Microbial biocompatibility of phosphonium- and ammonium-based ionic liquids

This present study is dedicated to the synthesis, characterization and microbial toxicity assessment of phosphonium- and ammonium-based ionic liquids (ILs) bearing four different anions phenylalalinate (Phe), taurinate (Tau), hydroxide (OH), and acetate (Ac). The structures of the subsequent ILs were confirmed by 1H and 13C nuclear magnetic resonance (NMR). Physicochemical properties such as density, thermal stability, conductivity, surface tension, and refractive index were measured.
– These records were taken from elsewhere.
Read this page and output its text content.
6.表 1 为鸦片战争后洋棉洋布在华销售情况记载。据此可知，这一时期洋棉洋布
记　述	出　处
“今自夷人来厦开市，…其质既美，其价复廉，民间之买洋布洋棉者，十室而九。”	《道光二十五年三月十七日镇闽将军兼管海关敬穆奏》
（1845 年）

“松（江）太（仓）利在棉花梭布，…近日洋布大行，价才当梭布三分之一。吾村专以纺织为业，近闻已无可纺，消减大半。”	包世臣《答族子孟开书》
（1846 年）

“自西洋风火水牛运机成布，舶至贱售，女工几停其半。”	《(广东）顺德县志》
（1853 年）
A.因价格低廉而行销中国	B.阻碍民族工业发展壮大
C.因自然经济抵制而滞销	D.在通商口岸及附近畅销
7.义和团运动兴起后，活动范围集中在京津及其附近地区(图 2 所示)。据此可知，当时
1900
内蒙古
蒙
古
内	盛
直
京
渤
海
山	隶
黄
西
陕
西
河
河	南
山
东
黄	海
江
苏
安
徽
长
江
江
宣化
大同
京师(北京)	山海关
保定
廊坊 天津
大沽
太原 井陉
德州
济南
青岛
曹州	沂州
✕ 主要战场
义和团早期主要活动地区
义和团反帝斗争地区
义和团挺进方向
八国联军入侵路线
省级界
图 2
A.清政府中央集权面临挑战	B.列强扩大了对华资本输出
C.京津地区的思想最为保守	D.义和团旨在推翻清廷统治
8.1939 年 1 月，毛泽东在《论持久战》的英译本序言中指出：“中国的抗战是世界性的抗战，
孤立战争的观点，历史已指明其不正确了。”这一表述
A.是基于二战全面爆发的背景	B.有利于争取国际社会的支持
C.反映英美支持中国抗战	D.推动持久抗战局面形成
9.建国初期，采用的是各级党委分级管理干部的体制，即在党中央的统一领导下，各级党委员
Subsequently, the in vitro toxicity profiles of the ILs were determined for selected Gram-positive and Gram-negative bacteria in terms of inhibition zones (IZ), minimum inhibitory concentrations (MIC), and minimum bactericidal concentrations (MBC). The results showed that the ILs were in the range of “practically harmless” to “harmless”. The order of the same was OH > Ac > Tau > Phe, with phenylalalinate being the most toxic anion owing to its aromatic nature. With reference to the experimental results, the nature of the critical micellar concentrations and water octanol partitioning was discussed in the context of microbial toxicity. Hence, it was shown that anions, rather than cations, were the major contributors to toxicity.